The primary key on the table is ID, i can receive new data for which there is already an id present then I would need to update the data. What I have done till now is since the data is large I have inserted the batch data into temporary table and the from temporary table I have used merge query to update/insert in main table.
def batch_data(data, chunk_size):
for i in range(0, len(data), chunk_size):
yield data[i:i + chunk_size]
def upsert_user_data(self, user_data):
columns = ["\"" + x + "\"" for x in user_data[0].keys()]
values = ['?' for _ in user_data[0].keys()]
for chunk in batch_data(user_data, 1000):
sql = f"INSERT INTO TEMP ({','.join(columns)}) VALUES ({','.join(values)});"
print(sql)
data_to_load = [[x for x in i.values()] for i in chunk]
snowflake_client.run(sql, tuple(data_to_load))

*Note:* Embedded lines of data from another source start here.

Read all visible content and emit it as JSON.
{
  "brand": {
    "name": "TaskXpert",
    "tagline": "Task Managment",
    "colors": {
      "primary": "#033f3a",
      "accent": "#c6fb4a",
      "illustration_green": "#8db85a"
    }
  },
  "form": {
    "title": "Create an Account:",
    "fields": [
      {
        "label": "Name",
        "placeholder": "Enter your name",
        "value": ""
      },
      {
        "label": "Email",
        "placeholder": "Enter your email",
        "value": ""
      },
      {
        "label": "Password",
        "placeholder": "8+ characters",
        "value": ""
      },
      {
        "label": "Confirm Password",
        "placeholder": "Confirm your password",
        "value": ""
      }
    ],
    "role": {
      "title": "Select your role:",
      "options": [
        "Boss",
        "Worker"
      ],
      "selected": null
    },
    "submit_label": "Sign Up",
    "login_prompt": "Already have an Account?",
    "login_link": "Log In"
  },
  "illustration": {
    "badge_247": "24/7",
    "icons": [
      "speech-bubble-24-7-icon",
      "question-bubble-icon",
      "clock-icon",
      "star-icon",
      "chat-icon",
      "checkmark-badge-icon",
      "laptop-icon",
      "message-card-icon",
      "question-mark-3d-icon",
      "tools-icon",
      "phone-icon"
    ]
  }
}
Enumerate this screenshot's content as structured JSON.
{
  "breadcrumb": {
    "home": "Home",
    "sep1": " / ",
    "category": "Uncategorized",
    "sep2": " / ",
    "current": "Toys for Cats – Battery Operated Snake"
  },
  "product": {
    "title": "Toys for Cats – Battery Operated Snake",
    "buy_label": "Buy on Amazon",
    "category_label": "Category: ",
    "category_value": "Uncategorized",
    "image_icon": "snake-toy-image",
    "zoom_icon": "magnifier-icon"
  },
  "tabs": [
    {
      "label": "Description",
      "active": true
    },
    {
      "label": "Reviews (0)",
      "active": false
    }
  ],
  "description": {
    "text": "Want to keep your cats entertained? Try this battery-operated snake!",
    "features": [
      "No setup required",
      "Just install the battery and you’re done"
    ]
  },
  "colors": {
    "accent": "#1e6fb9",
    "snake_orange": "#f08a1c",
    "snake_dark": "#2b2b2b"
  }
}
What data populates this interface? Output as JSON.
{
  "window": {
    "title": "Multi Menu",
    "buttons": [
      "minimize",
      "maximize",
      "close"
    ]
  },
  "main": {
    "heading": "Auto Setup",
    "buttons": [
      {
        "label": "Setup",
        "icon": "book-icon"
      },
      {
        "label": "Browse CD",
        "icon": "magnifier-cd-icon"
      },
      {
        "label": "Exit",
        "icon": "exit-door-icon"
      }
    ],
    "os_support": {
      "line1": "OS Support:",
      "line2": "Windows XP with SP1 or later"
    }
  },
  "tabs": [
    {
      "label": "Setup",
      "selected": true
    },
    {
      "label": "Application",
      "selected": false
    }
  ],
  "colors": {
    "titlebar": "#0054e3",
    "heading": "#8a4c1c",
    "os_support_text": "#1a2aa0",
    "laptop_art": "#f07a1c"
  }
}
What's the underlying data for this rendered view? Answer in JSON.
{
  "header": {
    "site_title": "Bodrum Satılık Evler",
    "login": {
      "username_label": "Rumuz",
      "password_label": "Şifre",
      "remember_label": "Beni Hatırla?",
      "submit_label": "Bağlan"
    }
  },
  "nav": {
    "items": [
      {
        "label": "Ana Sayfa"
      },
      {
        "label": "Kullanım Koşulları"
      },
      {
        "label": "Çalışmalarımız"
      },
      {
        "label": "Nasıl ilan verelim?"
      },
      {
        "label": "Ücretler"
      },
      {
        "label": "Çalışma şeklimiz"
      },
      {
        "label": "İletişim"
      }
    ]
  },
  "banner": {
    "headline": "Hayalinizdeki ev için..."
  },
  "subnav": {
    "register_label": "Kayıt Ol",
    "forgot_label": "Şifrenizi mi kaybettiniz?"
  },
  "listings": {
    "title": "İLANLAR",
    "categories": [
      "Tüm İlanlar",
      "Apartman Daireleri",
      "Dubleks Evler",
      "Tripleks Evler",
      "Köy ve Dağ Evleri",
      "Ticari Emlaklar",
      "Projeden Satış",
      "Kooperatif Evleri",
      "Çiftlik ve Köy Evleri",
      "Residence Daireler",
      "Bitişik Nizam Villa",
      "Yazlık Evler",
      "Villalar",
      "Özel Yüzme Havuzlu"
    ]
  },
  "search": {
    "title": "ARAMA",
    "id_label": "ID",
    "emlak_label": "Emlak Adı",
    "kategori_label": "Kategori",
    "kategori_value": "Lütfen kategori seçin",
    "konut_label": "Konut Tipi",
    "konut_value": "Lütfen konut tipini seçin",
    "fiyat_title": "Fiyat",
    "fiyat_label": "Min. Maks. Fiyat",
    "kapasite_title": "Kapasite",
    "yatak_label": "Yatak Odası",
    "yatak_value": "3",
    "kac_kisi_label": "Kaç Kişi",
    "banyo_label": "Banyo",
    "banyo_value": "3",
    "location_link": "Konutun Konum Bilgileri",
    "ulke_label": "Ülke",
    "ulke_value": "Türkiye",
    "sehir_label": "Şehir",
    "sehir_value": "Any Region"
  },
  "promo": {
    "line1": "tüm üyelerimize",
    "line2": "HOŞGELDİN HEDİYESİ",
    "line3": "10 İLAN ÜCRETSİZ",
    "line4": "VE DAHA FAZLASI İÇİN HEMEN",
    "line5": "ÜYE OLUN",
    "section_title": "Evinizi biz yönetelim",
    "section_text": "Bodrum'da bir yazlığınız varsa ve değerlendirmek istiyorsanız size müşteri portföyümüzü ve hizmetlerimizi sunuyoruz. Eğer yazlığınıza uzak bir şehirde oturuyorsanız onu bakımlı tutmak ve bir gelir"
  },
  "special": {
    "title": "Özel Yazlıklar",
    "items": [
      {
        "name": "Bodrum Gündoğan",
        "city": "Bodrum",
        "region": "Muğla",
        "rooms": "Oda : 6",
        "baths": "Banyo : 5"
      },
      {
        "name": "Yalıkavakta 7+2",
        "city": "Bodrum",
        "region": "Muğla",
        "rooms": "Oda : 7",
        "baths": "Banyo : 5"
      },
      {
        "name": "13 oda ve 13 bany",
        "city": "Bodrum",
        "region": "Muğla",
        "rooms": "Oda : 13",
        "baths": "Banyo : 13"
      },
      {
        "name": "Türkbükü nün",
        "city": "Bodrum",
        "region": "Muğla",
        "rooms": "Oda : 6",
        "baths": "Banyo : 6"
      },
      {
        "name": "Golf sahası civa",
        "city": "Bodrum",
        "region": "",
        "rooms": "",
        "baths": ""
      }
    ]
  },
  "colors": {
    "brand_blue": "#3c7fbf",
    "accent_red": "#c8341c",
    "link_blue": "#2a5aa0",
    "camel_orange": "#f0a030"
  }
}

sql = "MERGE INTO USER USING (SELECT ID AS TID, NAME AS TNAME, STATUS AS TSTATUS FROM TEMP) AS TEMPTABLE" \
"ON USER.ID = TEMPTABLE.TID WHEN MATCHED THEN UPDATE SET USER.NAME = TEMPTABLE.TNAME, USER.STATUS = TEMPTABLE.TSTATUS " \
"WHEN NOT MATCHED THEN INSERT (ID, NAME, STATUS) VALUES (TEMPTABLE.TID, TEMPTABLE.TNAME, TEMPTABLE.TSTATUS);"
snowflake_client.run(sql)
Is there any way I can remove temporary table and use only merge query in batch way?